You left out the question. What do they want you to calculate? The tension in the string?
If so, multiply the mass by the centripetal acceleration.
They want to find the angular velocity...so please post the answere
To find the centripetal acceleration, you can start by finding the centripetal force acting on the stopper. The centripetal force is given by the equation:
Fc = (m * v^2) / r
Where Fc is the centripetal force, m is the mass of the stopper, v is the velocity, and r is the radius of the circular motion.

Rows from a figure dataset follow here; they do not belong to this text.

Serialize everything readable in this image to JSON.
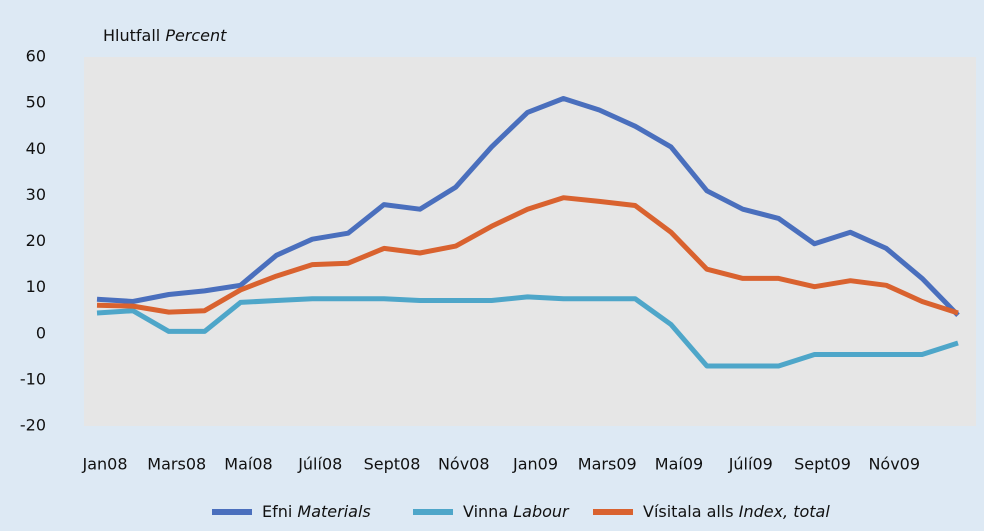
{
  "chart_data": {
    "type": "line",
    "y_label": "Hlutfall",
    "y_label_en": "Percent",
    "categories": [
      "Jan08",
      null,
      "Mars08",
      null,
      "Maí08",
      null,
      "Júlí08",
      null,
      "Sept08",
      null,
      "Nóv08",
      null,
      "Jan09",
      null,
      "Mars09",
      null,
      "Maí09",
      null,
      "Júlí09",
      null,
      "Sept09",
      null,
      "Nóv09",
      null,
      null
    ],
    "series": [
      {
        "name": "Efni",
        "name_en": "Materials",
        "color": "#4a6fbd",
        "values": [
          7.5,
          7,
          8.5,
          9.3,
          10.5,
          17,
          20.5,
          21.8,
          28,
          27,
          31.8,
          40.5,
          48,
          51,
          48.5,
          45,
          40.5,
          31,
          27,
          25,
          19.5,
          22,
          18.5,
          12,
          4
        ]
      },
      {
        "name": "Vinna",
        "name_en": "Labour",
        "color": "#4ea6c9",
        "values": [
          4.5,
          5,
          0.5,
          0.5,
          6.8,
          7.2,
          7.6,
          7.6,
          7.6,
          7.2,
          7.2,
          7.2,
          8,
          7.6,
          7.6,
          7.6,
          2,
          -7,
          -7,
          -7,
          -4.5,
          -4.5,
          -4.5,
          -4.5,
          -2
        ]
      },
      {
        "name": "Vísitala alls",
        "name_en": "Index, total",
        "color": "#d9622f",
        "values": [
          6.2,
          6,
          4.7,
          5,
          9.5,
          12.5,
          15,
          15.3,
          18.5,
          17.5,
          19,
          23.3,
          27,
          29.5,
          28.7,
          27.8,
          22,
          14,
          12,
          12,
          10.2,
          11.5,
          10.5,
          7,
          4.5
        ]
      }
    ],
    "ylim": [
      -20,
      60
    ],
    "yticks": [
      -20,
      -10,
      0,
      10,
      20,
      30,
      40,
      50,
      60
    ],
    "grid": false
  }
}
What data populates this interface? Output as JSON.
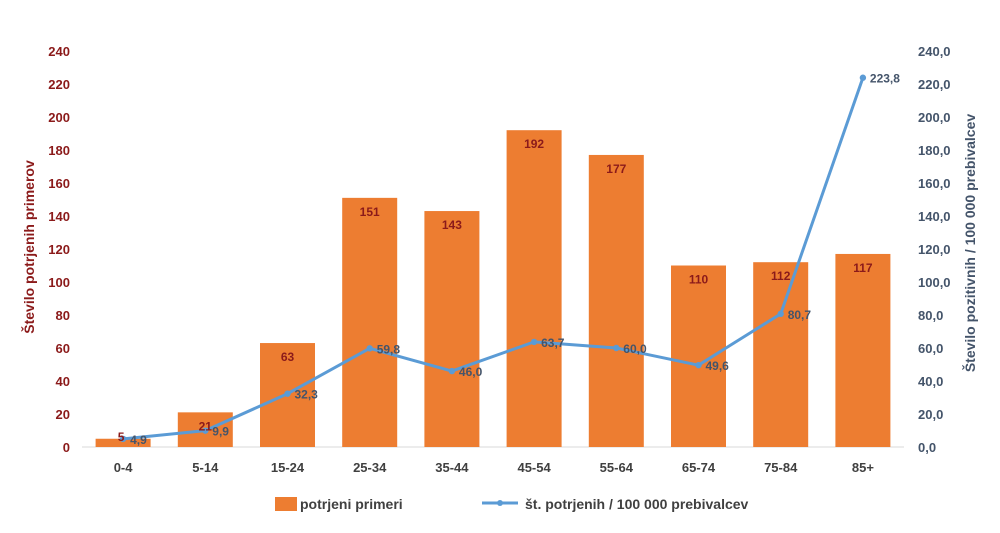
{
  "chart_data": {
    "type": "bar",
    "categories": [
      "0-4",
      "5-14",
      "15-24",
      "25-34",
      "35-44",
      "45-54",
      "55-64",
      "65-74",
      "75-84",
      "85+"
    ],
    "series": [
      {
        "name": "potrjeni primeri",
        "type": "bar",
        "axis": "left",
        "values": [
          5,
          21,
          63,
          151,
          143,
          192,
          177,
          110,
          112,
          117
        ],
        "labels": [
          "5",
          "21",
          "63",
          "151",
          "143",
          "192",
          "177",
          "110",
          "112",
          "117"
        ],
        "color": "#ed7d31"
      },
      {
        "name": "št. potrjenih / 100 000 prebivalcev",
        "type": "line",
        "axis": "right",
        "values": [
          4.9,
          9.9,
          32.3,
          59.8,
          46.0,
          63.7,
          60.0,
          49.6,
          80.7,
          223.8
        ],
        "labels": [
          "4,9",
          "9,9",
          "32,3",
          "59,8",
          "46,0",
          "63,7",
          "60,0",
          "49,6",
          "80,7",
          "223,8"
        ],
        "color": "#5b9bd5"
      }
    ],
    "ylabel": "Število potrjenih primerov",
    "y2label": "Število pozitivnih  / 100 000 prebivalcev",
    "ylim": [
      0,
      240
    ],
    "y2lim": [
      0,
      240
    ],
    "yticks": [
      "0",
      "20",
      "40",
      "60",
      "80",
      "100",
      "120",
      "140",
      "160",
      "180",
      "200",
      "220",
      "240"
    ],
    "y2ticks": [
      "0,0",
      "20,0",
      "40,0",
      "60,0",
      "80,0",
      "100,0",
      "120,0",
      "140,0",
      "160,0",
      "180,0",
      "200,0",
      "220,0",
      "240,0"
    ],
    "grid": false,
    "legend_position": "bottom"
  }
}
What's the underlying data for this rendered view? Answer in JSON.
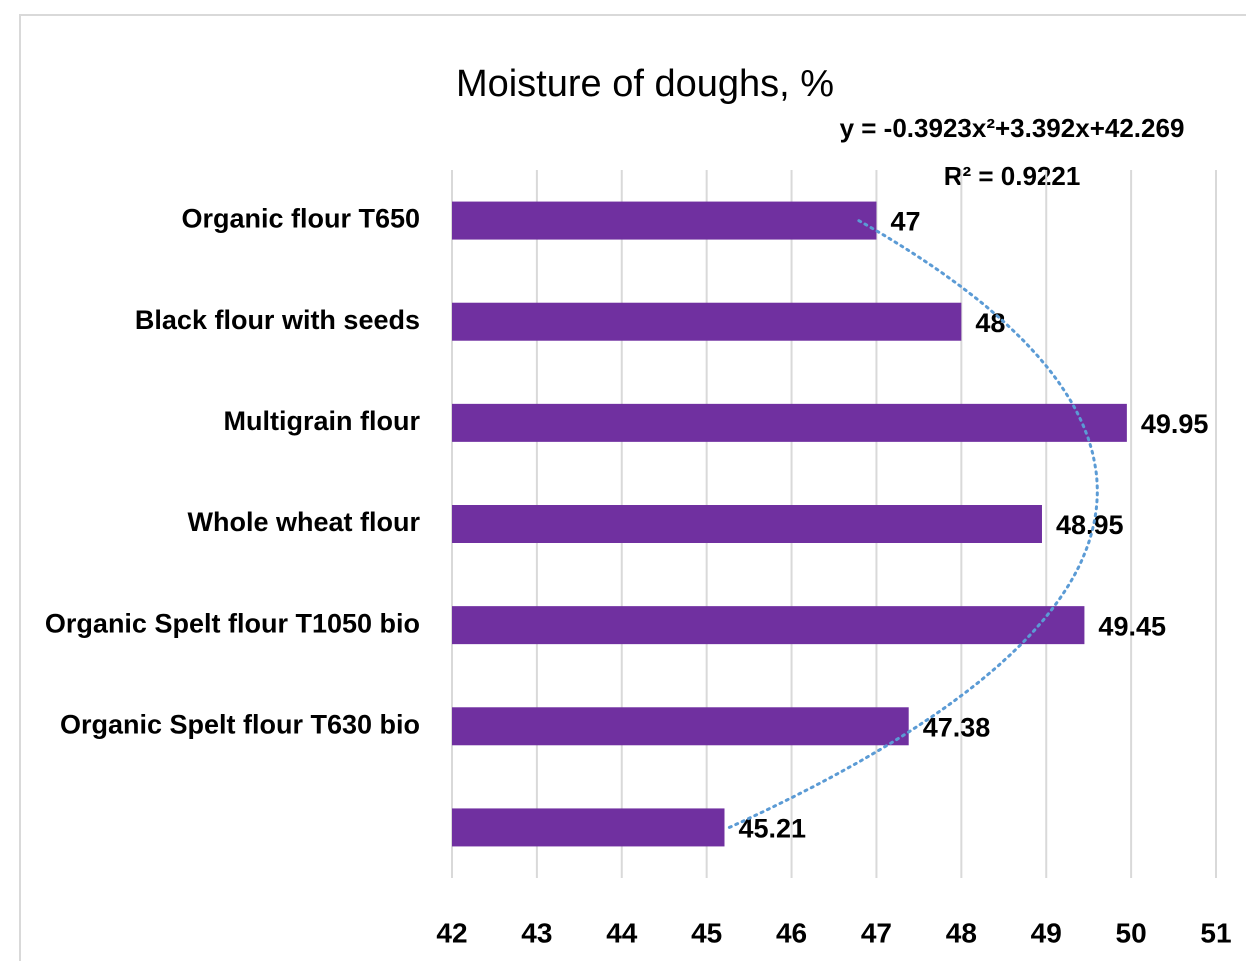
{
  "chart_data": {
    "type": "bar",
    "orientation": "horizontal",
    "title": "Moisture of doughs, %",
    "categories": [
      "Organic flour T650",
      "Black flour with seeds",
      "Multigrain flour",
      "Whole wheat flour ",
      "Organic Spelt flour T1050 bio",
      "Organic Spelt flour T630 bio",
      null
    ],
    "values": [
      47,
      48,
      49.95,
      48.95,
      49.45,
      47.38,
      45.21
    ],
    "color": "#7030a0",
    "xlim": [
      42,
      51
    ],
    "xticks": [
      42,
      43,
      44,
      45,
      46,
      47,
      48,
      49,
      50,
      51
    ],
    "grid": true,
    "trendline": {
      "type": "polynomial",
      "order": 2,
      "color": "#5b9bd5",
      "equation": "y = -0.3923x²+3.392x+42.269",
      "r_squared": "R² = 0.9221"
    }
  }
}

First, convert the mass of the stopper from grams to kilograms:
m = 13.0 g / 1000 = 0.013 kg
Next, find the velocity of the stopper. Since the stopper completes 10 revolutions in 11.8 seconds, you can find the time it takes for one revolution:
time per revolution = 11.8 seconds / 10 = 1.18 seconds
To find the velocity, divide the circumference of the circular path by the time per revolution:
v = 2 * π * r / time per revolution
Since the radius is given in centimeters, convert it to meters:
r = 93.0 cm / 100 = 0.93 m
Now, substitute the values into the equation to find the velocity:
v = 2 * π * 0.93 m / 1.18 s = 4.97 m/s
Finally, substitute the values for mass and velocity into the centripetal force equation to find the centripetal force:
Fc = (0.013 kg * (4.97 m/s)^2) / 0.93 m = 0.036 N
Therefore, the centripetal force acting on the stopper is 0.036 N.